Голос был удивительно знакомый, почти родной, но я никак не могла сообразить — чей.
— Не узнаёте? — повторил офицер.
— Нет.
— Холодов.
Теперь я узнала его и вдруг взволновалась. Надя как-то жалобно айкнула. Наконец, мы поздоровались.
— Боже, Боже, каких только здесь встреч не бывает! — сказал Холодов.
— Да… Садитесь, пожалуйста, и расскажите о себе… — пригласила его я.
Он сел на нижнюю ступеньку, возле моих ног.
— Что же рассказывать?.. Вот под Вафангоу испортило мне шрапнелью руку. Господа доктора мудрили-мудрили и сделали так, что кисть руки останется на месте, но сгибаться она уже не будет. Сухожилие уничтожено.
— Это ужасно.
— Бывают вещи ужаснее…
Я стеснялась расспрашивать его о ране более подробно и не знала, с чего начать разговор. Надя совсем онемела, и мы надолго замолчали. Мне как-то не верилось, что это сидит сын нашего соседа по имению, Всевочка Холодов. Тот самый Всевочка, возле которого прошла вся моя юность. И всё, что случилось в милой Полтавской губернии, теперь всплыло в моей памяти на редкость отчётливо. Нехорошее это было время, особенно последние два года.
Я перешла в восьмой класс гимназии. Надя давно жила дома. Всевочка был по второму году корнетом. Высокий, голубоглазый блондин, с выхоленными усами, он, когда говорил, то иногда немного заикался, и это ему шло. Его полк стоял в ближайшем уездном городе, и Всевочка часто приезжал домой к отцу. И тогда не было дня, чтобы он не прискакал на своём вороном жеребце в нашу усадьбу, и не было также дня, чтобы он не говорил мне о своей любви. То же самое Всевочка говорил мне и два года назад, когда был юнкером, и ещё раньше, когда был кадетом, а я ходила в коротком платье. И ни тогда, ни после в сердце у меня не проснулось к нему никакого чувства, кроме досады и нервной усталости. Он умел находить меня везде…

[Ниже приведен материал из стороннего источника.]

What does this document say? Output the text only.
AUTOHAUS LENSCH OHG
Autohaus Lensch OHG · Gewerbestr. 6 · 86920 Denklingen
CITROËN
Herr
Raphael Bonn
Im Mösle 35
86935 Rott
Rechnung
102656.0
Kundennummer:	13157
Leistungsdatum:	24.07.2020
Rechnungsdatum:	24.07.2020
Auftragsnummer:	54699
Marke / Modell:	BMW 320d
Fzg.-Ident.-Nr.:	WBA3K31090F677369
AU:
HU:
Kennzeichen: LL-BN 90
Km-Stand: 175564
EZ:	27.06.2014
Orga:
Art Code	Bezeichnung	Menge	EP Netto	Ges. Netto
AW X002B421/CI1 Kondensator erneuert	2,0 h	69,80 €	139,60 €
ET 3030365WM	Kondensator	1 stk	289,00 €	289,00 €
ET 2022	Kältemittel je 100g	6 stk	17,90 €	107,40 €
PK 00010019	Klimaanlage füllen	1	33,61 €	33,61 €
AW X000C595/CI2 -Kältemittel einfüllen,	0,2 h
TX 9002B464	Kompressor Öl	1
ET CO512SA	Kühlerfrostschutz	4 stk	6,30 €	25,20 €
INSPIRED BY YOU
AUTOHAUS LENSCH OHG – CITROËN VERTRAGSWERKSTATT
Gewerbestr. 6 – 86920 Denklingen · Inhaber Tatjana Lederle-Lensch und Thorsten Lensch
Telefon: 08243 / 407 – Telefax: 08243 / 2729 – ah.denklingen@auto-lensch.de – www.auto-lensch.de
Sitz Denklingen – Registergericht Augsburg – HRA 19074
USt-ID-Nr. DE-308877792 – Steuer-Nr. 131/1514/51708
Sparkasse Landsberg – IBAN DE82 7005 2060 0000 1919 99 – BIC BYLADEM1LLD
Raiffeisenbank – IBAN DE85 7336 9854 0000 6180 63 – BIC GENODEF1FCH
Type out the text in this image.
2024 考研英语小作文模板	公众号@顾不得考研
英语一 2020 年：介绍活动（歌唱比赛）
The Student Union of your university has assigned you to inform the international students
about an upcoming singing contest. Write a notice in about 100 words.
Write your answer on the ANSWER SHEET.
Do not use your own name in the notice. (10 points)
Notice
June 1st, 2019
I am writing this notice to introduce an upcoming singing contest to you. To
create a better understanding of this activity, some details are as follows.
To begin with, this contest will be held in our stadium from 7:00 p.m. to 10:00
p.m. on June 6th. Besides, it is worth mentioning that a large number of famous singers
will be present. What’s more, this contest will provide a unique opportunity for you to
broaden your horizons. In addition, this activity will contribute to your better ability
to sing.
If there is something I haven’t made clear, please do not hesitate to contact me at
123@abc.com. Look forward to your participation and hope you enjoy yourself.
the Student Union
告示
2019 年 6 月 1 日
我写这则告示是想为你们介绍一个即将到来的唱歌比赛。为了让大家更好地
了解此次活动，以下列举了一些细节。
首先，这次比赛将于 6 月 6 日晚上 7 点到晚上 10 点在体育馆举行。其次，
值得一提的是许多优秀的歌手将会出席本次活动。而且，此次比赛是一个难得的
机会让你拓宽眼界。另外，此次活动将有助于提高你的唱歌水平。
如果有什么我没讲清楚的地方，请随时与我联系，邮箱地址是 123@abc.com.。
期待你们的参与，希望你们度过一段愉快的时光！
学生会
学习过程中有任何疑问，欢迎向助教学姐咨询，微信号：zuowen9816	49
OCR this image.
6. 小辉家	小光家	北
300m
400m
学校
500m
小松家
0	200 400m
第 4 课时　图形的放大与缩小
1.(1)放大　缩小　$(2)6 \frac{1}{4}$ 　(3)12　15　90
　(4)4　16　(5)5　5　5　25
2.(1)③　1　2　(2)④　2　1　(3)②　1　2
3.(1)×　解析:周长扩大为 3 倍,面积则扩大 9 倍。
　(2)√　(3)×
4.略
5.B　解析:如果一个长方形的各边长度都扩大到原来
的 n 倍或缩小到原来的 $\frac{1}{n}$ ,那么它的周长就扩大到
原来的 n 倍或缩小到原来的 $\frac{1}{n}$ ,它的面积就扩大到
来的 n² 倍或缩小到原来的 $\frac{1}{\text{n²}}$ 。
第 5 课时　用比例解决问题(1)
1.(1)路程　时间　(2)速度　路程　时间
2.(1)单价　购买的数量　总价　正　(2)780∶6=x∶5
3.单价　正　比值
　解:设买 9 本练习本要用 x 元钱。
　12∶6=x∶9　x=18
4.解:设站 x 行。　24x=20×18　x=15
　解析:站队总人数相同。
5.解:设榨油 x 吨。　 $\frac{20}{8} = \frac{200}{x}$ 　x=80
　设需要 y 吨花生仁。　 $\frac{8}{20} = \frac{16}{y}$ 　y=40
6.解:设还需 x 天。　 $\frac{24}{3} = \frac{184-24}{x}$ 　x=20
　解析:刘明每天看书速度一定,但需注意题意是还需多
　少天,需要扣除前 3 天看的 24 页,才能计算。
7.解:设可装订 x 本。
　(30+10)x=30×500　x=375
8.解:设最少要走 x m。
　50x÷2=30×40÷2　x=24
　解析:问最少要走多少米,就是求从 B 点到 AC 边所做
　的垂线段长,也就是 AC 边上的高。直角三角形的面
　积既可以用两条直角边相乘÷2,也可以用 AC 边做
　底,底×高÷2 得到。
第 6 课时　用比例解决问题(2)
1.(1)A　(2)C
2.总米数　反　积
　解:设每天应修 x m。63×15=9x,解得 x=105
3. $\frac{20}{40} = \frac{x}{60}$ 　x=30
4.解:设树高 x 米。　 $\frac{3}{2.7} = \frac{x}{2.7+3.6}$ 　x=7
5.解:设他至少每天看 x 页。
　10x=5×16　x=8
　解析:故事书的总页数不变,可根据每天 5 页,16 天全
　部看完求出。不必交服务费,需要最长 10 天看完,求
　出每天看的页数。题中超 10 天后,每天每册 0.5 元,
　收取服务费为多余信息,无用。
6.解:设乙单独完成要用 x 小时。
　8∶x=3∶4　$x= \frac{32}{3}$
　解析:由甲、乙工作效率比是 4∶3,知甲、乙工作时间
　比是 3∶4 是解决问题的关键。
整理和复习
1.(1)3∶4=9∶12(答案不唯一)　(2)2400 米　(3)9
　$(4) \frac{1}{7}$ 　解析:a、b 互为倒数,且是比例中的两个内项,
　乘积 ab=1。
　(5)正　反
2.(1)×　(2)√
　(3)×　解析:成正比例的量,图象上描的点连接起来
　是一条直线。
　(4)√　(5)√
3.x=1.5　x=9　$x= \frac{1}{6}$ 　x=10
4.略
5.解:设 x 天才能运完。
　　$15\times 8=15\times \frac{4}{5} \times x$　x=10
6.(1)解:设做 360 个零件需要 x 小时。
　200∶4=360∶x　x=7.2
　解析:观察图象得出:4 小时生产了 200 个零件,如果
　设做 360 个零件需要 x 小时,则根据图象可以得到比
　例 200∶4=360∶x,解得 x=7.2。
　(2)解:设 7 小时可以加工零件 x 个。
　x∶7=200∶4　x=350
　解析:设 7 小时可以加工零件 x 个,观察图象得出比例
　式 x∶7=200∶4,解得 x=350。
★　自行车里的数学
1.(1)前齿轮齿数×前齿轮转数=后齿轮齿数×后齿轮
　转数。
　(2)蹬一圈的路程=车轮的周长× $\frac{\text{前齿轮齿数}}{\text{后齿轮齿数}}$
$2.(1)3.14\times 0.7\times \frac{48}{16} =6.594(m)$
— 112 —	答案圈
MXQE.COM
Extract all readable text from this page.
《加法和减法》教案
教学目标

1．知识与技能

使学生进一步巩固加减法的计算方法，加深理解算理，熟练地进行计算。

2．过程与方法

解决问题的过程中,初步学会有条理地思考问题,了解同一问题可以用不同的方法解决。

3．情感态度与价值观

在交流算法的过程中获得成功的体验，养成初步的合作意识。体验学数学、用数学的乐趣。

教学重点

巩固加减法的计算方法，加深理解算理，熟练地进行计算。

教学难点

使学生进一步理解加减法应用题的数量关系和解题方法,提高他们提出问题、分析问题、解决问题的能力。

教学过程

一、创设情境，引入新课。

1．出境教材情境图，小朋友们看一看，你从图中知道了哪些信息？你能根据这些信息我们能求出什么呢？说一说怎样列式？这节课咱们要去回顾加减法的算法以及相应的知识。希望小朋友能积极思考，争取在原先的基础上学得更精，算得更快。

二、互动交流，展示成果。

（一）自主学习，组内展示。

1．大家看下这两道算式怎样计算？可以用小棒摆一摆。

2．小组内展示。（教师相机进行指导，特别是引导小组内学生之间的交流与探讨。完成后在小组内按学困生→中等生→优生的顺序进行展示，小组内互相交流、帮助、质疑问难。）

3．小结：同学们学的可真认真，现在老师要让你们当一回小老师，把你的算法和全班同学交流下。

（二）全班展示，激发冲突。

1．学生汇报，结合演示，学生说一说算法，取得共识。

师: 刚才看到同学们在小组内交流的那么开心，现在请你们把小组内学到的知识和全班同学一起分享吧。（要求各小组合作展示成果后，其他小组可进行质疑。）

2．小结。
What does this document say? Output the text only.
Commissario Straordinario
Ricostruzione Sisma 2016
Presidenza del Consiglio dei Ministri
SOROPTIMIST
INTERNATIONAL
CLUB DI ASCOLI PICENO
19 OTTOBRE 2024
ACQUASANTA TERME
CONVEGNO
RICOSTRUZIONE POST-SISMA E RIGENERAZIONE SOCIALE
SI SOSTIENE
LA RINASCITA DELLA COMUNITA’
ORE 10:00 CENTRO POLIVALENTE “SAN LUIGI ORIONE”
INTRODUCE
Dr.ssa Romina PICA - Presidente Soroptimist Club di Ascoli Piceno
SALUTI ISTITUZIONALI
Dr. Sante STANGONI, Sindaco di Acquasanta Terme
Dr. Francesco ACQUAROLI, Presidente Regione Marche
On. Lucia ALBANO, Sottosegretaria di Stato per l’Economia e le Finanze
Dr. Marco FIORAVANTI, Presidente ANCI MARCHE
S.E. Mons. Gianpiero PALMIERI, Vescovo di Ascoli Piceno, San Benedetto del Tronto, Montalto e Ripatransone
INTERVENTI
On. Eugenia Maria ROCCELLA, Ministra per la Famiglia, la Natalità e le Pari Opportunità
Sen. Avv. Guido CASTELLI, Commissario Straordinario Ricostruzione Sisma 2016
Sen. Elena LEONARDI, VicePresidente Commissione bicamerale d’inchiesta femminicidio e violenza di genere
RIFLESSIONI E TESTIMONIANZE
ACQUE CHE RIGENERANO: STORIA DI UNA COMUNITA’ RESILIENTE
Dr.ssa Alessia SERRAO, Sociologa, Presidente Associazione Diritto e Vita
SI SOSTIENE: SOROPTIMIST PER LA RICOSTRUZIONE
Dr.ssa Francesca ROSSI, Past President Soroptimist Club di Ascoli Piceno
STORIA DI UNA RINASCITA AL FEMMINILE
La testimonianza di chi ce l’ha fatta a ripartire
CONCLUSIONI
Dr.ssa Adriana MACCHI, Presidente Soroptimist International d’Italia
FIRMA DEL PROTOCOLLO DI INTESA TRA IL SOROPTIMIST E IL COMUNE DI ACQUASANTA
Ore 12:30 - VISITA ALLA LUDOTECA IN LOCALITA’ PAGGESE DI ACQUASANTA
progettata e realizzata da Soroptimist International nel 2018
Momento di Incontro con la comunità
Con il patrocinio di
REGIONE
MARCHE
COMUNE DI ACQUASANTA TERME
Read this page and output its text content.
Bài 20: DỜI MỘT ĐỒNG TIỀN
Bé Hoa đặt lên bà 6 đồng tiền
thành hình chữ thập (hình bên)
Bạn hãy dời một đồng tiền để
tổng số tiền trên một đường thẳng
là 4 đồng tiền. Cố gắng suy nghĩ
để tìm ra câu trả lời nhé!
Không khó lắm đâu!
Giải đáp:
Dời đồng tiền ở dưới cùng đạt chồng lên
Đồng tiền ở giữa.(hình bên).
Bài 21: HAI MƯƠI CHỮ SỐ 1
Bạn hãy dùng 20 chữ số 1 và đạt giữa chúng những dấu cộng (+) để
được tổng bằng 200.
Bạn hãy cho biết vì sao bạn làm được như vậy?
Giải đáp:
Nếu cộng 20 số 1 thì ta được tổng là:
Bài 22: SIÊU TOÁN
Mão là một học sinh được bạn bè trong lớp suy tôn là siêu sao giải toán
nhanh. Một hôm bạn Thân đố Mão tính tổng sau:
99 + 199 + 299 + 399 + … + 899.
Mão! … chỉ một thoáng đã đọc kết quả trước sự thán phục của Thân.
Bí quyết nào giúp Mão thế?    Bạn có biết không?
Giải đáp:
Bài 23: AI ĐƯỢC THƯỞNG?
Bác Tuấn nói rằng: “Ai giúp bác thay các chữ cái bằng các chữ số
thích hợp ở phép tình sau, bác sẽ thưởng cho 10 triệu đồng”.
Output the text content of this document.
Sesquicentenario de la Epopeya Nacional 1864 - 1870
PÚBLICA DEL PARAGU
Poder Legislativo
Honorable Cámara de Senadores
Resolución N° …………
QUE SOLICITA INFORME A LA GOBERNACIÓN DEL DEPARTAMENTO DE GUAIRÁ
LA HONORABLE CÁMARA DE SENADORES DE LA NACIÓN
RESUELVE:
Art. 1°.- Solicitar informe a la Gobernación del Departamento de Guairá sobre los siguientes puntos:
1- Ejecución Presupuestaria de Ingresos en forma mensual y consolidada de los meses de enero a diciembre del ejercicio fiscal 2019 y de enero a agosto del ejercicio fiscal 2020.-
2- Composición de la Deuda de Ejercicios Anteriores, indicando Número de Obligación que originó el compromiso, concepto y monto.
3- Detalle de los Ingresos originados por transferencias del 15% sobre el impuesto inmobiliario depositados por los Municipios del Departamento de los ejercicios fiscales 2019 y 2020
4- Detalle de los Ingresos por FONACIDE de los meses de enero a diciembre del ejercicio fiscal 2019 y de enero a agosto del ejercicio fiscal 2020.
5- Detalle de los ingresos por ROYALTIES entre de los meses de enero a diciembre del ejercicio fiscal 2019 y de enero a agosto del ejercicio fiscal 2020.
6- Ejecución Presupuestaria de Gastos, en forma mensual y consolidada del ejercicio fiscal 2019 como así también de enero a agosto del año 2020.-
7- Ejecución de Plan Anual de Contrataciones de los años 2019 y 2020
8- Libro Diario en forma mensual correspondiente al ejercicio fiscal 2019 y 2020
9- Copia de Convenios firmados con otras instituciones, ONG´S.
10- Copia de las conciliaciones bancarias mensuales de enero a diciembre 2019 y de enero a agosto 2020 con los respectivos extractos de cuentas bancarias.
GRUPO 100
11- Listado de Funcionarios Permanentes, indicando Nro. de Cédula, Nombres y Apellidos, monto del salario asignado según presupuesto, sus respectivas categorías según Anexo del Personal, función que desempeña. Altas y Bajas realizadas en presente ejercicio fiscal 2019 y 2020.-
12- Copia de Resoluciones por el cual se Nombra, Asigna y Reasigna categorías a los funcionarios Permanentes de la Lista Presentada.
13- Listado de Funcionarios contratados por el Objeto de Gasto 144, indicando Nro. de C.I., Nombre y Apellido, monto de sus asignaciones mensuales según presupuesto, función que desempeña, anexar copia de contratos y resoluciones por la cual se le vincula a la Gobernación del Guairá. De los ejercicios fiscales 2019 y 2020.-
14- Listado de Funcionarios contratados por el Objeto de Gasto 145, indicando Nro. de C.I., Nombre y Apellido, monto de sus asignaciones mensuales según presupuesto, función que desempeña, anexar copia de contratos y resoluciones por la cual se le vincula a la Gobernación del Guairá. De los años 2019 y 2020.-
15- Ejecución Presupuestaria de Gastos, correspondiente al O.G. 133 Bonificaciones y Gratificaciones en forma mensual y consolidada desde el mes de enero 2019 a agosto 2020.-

Случалось, что вечером я одна уходила в поле. Узенький просёлок кажется фиолетовым. Уже село солнце, и на том месте лежат только золотые полосы; над ними небо ярко оранжевое, а повыше — бледно-зелёное, с одной первой, несмело выглянувшей звёздочкой. На горизонте ясно выступили тёмно-синие силуэты тополей и деревьев далёкого хутора, узкое, длинное, фиолетовое облако точно касается их верхушек. Едва ощущаемый ветерок доносит запах скошенного в долине сена и тех цветов, которые лежат среди покосов и никогда уже не зацветут снова… Расстояние скрадывается. Идёшь долго, а всё кажется, будто наша усадьба осталась в нескольких шагах.